Cette Union des vignerons associés des monts de Bourgogne (UVAMB) est née de la volonté de trois des cinq associés d’un précédent mariage, Blasons de Bourgogne, « aller plus loin dans l’intégration de leur structure, avec une stratégie commerciale commune », souligne Michel Barraud, son président, également à la tête de la cave de Prissé. Cette dernière s’illustre depuis plusieurs années par des moissons de médailles, servies par une politique de cuvées parcellaires, à travers les noms de communes et les lieux-dits de l’appellation régionale (macon-verzé-croix-jarrier, par exemple) et les climats de Saint-Véran, qui font l’objet d’une démarche de classement en premiers crus.
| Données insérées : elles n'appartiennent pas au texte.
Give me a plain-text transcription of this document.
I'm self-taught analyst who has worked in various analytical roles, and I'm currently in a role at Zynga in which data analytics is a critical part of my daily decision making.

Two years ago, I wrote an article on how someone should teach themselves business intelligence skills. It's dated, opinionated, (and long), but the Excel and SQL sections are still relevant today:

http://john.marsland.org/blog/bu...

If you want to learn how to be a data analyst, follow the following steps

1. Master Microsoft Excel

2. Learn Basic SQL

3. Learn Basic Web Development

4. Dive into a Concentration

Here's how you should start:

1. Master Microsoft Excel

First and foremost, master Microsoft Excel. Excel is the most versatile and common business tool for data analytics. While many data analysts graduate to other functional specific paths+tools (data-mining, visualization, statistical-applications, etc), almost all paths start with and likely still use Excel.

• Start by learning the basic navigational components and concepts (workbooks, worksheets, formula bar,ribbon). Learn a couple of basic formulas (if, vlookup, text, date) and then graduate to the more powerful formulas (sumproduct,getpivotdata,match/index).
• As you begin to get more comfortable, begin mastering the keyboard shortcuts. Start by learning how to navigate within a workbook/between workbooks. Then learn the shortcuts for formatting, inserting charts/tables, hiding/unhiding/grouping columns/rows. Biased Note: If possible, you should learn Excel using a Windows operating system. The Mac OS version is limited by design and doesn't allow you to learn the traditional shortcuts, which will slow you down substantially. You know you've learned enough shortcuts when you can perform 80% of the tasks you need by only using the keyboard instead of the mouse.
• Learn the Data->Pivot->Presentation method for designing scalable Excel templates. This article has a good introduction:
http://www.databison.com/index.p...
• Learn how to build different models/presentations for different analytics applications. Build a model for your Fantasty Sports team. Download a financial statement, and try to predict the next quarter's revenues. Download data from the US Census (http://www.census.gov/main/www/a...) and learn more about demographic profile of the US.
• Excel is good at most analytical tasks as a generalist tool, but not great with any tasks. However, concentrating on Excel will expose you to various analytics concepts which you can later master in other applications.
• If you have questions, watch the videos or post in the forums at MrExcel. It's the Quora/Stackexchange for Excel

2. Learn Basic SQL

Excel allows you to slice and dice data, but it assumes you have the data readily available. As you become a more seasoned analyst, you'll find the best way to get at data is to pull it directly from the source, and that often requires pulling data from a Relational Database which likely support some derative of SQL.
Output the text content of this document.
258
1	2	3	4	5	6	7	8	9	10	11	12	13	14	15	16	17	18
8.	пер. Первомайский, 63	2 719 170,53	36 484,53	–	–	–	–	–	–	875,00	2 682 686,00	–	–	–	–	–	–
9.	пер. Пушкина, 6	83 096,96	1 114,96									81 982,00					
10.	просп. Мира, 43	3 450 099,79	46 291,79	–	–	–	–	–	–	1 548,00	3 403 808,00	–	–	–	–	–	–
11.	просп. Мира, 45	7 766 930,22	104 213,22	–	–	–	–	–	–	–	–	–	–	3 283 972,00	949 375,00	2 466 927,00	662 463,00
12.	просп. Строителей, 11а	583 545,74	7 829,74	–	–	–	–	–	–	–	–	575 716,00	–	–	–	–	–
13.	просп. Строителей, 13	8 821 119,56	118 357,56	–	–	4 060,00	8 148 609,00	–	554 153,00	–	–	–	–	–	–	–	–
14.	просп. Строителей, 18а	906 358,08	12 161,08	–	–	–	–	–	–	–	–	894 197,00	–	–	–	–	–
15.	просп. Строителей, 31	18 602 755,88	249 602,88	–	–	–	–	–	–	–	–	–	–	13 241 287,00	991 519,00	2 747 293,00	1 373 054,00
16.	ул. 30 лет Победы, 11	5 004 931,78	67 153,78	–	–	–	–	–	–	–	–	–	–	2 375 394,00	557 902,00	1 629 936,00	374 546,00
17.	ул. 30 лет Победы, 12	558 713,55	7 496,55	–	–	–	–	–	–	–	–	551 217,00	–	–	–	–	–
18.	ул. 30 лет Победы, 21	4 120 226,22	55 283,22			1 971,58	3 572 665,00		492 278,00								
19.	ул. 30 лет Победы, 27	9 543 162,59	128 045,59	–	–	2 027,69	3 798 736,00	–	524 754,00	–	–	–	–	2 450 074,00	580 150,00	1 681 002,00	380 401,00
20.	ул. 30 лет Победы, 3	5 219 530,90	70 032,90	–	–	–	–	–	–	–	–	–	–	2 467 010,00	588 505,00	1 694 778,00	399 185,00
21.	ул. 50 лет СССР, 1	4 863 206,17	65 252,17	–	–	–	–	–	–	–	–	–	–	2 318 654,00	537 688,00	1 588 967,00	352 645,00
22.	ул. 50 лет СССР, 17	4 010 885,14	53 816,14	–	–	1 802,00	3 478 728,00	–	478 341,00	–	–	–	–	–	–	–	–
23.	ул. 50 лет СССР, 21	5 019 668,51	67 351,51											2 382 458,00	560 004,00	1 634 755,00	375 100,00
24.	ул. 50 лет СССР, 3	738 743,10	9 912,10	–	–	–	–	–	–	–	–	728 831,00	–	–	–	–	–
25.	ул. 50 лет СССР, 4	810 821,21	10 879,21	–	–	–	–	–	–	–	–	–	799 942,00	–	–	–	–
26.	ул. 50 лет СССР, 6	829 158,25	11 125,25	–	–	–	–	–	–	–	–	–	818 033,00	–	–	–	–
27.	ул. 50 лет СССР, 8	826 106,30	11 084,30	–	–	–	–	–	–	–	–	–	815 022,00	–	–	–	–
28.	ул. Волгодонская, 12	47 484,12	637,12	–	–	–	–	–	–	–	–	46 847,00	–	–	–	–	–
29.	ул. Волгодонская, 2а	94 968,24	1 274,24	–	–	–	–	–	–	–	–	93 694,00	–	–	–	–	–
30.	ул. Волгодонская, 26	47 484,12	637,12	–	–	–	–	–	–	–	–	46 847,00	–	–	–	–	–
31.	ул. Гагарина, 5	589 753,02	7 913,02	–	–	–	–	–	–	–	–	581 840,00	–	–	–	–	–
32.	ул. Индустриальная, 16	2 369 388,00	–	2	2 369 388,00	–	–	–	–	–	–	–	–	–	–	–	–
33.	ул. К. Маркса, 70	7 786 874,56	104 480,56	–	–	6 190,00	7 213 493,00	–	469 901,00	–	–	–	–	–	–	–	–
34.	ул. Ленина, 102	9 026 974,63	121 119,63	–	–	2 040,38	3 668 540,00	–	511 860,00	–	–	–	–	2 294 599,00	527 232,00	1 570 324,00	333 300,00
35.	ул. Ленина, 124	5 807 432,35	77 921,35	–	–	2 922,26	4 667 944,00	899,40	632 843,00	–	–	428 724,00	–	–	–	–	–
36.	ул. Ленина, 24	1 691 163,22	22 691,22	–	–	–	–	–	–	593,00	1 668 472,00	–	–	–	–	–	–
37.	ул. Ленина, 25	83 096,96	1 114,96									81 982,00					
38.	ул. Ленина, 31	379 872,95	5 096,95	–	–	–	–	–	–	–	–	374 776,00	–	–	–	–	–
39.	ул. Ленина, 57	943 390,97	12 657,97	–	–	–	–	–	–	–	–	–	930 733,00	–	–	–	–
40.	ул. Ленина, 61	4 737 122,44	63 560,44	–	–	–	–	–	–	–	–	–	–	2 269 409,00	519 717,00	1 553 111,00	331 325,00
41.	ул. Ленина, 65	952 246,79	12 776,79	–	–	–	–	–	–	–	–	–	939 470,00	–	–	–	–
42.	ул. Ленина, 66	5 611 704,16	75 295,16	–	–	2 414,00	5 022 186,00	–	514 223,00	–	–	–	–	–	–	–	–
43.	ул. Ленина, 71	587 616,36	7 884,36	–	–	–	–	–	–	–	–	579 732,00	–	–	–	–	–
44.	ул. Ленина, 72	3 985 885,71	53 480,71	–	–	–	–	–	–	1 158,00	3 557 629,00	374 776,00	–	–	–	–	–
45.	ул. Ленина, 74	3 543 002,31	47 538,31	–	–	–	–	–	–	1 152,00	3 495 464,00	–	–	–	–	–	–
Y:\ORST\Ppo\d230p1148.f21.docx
Sans oublier 6 hectares en Pouilly-fuissé, seigneur de la Bourgogne méridionale. « Cela est possible parce que les Terres Secrètes ont conservé les trois outils de vinification des trois caves locales qui ont fusionné en 1998. Ce n’est pas forcément le choix le plus rationnel à première vue, mais c’est celui de la qualité. Il nous permet de gérer des sélections fines au moment des vendanges », explique Michel Barraud, heureux aussi de continuer à faire vivre le très beau chai Art déco de 1929, à Verzé, consacré aux blancs de Mâcon, et celui en pierre du pays de Sologny, spécialisé dans les rouges -15% de la production, en AOC Mâcon pour les gamays, AOC Bourgogne pour les pinots.

La qualité plutôt que le rendement

La cave-vitrine et son caveau se trouvent à Prissé, au coeur du vignoble de Saint-Véran, dont Terres Secrètes est le principal opérateur -un tiers de la surface. Cette coopérative, qui a su convaincre ses adhérents de rechercher la qualité plutôt que les rendements, s’est engagée, il y a trois ans, dans le label Vignerons en développement durable, qui lui impose des normes économiques, sociales et environnementales, parmi lesquelles les labours et les rangs enherbés, pour limiter le recours aux produits chimiques.

Dans le paysage chahuté, la vigne courbée en jolies arcures, taille spécifique à la région, joue à cache-cache avec les collines, les vallons et les bosquets. « Je peux le dire sans chauvinisme, n’étant pas d’ici que c’est le plus bel endroit de la Bourgogne! », affirme Damien Leclerc, le directeur de l’UVAMB et de La Chablisienne. Une nature tourmentée par la géologie, mise en culture par les moines-vignerons de Cluny et de Tournus et célébrée par l’enfant du pays, Alphonse de Lamartine, autrefois propriétaire de deux domaines. L’effondrement de la plaine de la Saône a fait émerger les majestueuses roches, dont Solutré, si chère à François Mitterrand, visiteur imprégné de l’esprit clunisien et poétique des lieux.

Le vignoble a hérité du chaos une grande diversité d’orientations et une large palette de sols, du plus argileux au plus calcaire. Les cuvées des Terres Secrètes reflètent cette richesse, avec des mâcons gras et fruités sur Prissé (7,60 €), tendus sur Milly-Lamartine (7,60 euros, et pour chaque bouteille vendue 1,50 euro est reversé à la Fondation de France, en faveur de la restauration de l’église du village). En saint-véran, les climats pierreux de Croix-Montceau (9,90 euros) et, plus encore, des Cras (11,90 euros) donnent des vins vifs et parfumés. Tous ces blancs élevés plus d’un an sur lies fines sont élaborés pour vieillir un peu, pas pour finir en primeur sur un coin de comptoir.